CLR cover

Problem 36: String Matching with Don't Cares

Words in the problem are drawn from the alphabet of positive integers with an extra letter $*$. Letter $*$, called a don't care (or joker), stands for any other letter of the alphabet and matches any letter including itself.

Matching strings with don't cares consists in searching a text $y$ for all occurrences of a pattern $x$, assuming the two words contain don't care symbols. Let $m=|x|$ and $n=|y|$.

Contrary to several other string-matching algorithms, solutions to the present problem often use arithmetic operations for convolution: given sequences $B$ and $C$ of length at most $n$ compute the sequence $A$ of length $2n$ defined, for $0\leq i\leq 2n-1$, by $$A[i] = \sum_{j=0}^{n-1}B[j]\cdot C[i+j].$$

It is assumed that each elementary arithmetic operation executes in constant time and that convolution of sequences of length $n$ can be done in $O(n\log n)$ time.

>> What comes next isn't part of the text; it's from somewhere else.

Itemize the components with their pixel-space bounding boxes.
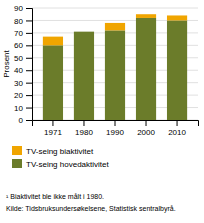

Show how string matching with don't cares can be reduced in linear time to the convolution problem.

References

  • P. Clifford and R. Clifford. Simple deterministic wildcard matching. Inf. Process. Lett., 101(2):53-54, 2007.
  • W. J. Masek and M. Paterson. A faster algorithm computing string edit distances. J. Comput. Syst. Sci., 20(1):18-31, 1980.